I much prefer the current trend toward flat, minimal, retro-influenced design over the ostentatious, over-decorated 3D swooshes and gleams of the past decade. I find it fascinating to muse on what this kind of mainstream adoption of the "hipster" style, previously reserved for identifying design firms, stylish coffee shops and craft breweries, means for mass-market retailers and consumer products. Is this what the aisles at Target will look like in another 2 years?
As others have said, this logo's style is leagues above the old one, even if it's a bit trendy.
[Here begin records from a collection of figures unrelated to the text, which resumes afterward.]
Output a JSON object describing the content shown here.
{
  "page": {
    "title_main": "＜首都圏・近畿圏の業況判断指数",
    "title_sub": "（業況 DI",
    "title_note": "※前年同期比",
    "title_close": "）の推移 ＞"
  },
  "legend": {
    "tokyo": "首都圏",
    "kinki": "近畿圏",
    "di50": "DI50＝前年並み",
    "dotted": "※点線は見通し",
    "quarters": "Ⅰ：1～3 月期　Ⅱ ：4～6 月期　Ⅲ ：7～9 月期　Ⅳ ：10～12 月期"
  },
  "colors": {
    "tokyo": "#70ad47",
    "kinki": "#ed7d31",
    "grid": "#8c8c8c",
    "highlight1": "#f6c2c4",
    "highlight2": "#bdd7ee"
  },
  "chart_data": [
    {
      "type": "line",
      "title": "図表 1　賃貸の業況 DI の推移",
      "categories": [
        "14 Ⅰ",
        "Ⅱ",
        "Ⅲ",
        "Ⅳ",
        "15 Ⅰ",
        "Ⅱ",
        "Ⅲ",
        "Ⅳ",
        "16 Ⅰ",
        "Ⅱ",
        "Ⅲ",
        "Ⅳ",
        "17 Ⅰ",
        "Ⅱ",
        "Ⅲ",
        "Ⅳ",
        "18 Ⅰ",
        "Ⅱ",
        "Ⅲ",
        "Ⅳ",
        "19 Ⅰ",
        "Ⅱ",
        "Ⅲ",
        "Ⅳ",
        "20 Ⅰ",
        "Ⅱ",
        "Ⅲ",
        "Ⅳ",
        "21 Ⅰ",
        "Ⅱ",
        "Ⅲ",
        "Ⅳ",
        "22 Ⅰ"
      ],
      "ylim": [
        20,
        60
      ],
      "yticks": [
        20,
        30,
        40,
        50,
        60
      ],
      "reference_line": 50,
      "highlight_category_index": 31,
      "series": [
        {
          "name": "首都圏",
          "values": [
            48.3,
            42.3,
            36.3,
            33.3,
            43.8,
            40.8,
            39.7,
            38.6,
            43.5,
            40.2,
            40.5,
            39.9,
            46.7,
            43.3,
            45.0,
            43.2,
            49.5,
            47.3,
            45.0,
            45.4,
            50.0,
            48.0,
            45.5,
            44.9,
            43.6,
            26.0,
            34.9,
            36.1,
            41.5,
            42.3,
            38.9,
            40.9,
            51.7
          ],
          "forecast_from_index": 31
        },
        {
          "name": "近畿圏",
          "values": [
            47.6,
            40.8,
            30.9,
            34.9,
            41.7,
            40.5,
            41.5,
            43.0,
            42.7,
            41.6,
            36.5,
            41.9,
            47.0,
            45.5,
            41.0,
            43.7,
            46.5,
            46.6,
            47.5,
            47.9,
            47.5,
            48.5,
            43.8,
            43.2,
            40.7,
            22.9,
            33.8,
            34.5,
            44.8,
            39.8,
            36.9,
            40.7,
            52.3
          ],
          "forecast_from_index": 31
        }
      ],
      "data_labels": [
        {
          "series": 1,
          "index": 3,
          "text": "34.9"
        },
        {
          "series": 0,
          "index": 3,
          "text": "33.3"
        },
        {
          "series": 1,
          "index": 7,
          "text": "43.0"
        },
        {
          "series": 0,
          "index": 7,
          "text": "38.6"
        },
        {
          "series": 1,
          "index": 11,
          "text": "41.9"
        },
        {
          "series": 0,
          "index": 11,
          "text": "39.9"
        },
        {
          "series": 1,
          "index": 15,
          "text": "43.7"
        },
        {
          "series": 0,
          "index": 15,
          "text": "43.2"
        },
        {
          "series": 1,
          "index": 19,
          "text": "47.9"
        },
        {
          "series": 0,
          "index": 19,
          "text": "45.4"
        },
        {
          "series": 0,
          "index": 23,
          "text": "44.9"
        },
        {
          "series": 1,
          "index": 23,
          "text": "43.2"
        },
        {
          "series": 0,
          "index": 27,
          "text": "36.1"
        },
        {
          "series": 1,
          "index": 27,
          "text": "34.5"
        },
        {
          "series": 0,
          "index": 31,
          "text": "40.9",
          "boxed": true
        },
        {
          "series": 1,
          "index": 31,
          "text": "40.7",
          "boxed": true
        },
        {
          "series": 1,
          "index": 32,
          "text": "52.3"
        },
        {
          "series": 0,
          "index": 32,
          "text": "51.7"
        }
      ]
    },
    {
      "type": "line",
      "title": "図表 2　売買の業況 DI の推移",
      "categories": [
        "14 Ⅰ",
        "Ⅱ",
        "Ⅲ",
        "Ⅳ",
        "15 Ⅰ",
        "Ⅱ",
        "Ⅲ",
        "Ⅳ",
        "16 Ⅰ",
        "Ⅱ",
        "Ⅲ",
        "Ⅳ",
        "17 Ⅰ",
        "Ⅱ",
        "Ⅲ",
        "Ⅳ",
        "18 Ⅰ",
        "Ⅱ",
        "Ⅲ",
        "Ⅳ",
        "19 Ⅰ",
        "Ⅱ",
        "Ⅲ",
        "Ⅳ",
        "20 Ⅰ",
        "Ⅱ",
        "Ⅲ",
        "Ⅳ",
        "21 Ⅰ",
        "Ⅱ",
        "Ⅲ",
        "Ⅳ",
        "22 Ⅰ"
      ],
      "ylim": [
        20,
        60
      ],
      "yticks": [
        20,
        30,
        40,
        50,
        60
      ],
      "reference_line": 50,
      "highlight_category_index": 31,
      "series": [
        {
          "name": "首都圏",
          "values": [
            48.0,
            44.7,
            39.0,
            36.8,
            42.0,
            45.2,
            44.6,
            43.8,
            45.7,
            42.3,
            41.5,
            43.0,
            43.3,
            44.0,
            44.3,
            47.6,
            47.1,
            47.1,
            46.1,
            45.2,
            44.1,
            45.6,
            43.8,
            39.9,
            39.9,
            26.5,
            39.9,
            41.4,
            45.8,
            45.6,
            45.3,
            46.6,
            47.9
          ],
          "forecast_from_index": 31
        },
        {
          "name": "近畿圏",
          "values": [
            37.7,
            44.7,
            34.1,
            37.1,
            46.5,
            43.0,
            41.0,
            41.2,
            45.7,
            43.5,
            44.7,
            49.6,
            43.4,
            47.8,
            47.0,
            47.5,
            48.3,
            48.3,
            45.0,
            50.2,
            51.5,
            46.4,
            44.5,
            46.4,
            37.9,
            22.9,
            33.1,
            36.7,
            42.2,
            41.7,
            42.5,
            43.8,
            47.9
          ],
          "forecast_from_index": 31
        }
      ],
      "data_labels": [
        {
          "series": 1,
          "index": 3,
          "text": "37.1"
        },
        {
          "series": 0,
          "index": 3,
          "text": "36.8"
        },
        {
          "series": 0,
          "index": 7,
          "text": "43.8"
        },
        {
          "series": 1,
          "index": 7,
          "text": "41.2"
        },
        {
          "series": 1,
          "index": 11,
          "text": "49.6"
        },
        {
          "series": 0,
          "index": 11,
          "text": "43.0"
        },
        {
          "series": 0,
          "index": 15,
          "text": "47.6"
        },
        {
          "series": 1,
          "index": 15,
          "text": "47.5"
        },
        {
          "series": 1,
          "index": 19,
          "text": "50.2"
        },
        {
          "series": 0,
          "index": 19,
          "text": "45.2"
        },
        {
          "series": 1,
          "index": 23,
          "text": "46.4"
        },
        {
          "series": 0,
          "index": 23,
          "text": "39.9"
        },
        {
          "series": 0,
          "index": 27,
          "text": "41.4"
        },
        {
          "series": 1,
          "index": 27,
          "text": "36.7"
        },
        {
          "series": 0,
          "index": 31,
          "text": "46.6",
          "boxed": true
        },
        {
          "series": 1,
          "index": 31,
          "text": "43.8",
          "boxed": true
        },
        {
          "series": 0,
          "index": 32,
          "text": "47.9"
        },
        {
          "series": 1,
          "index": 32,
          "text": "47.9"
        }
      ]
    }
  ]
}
I'm all for fresh trends reaching the mainstream, even if to designers they may already look dated. That's how we get to move on to the next thing. And the concept here is pretty appealing. So in theory, I like this logo. But I have a huge problem with its execution. The more I look at it, the more I can't not see the awkwardness in the typography, the odd line weight changes in the basketball, and the uncomfortable negative shapes the various lines create. Unless Jay-Z actually drew this himself, there's no excuse for the designer not to have pored over these details, not to have printed a hundred iterations and tweaked and adjusted and perfected before rolling this out to the nation.
Perhaps the awkwardness is intentional, a nod to an era of handcrafted design, cut film and photostatted ink drawings. In that case, play it up enough that I can tell you're not just being sloppy.
Especially when your need is short term, why not embrace successful trends? But when you're the first big brand to adopt a new trend, you set the tone and send a message. The message being sent here is that the details don't matter and that it's enough for designers to regurgitate half-baked versions of the latest fashion as long as the result looks fresher than the thing it replaces. Unfortunately, this logo could be great, but better doesn't equal great.
The designer in me completely agrees with Arielle. I hate this logo. Such poor execution!
However, the basketball player in me wants to WEAR these uniforms. I've sported practically every uniform color under the sun throughout my basketball career - maroon, white, navy, bright orange, purple, teal, green, gold and my beloved Bentley blue. But for as long as I can remember, I always wanted black unis. Why? Because it's bad-ass. Black uniforms are intimidating....the dark side! It's been said that players who wear darker colored uniforms are more aggressive (hello Oakland Raiders). As a serious competitor, if I can instill fear in my opponents by simply wearing the color black even before the ball is in the air, then hey, I'm game.
With this in mind, I applaud the Brooklyn Net's bold color choice. In an industry where bright and flashy design rules, the Nets are demonstrating confidence in a new direction. It is truly a unique brand in the NBA. With all the secondary logos and merchandise, I can already picture "Black Out" at home games.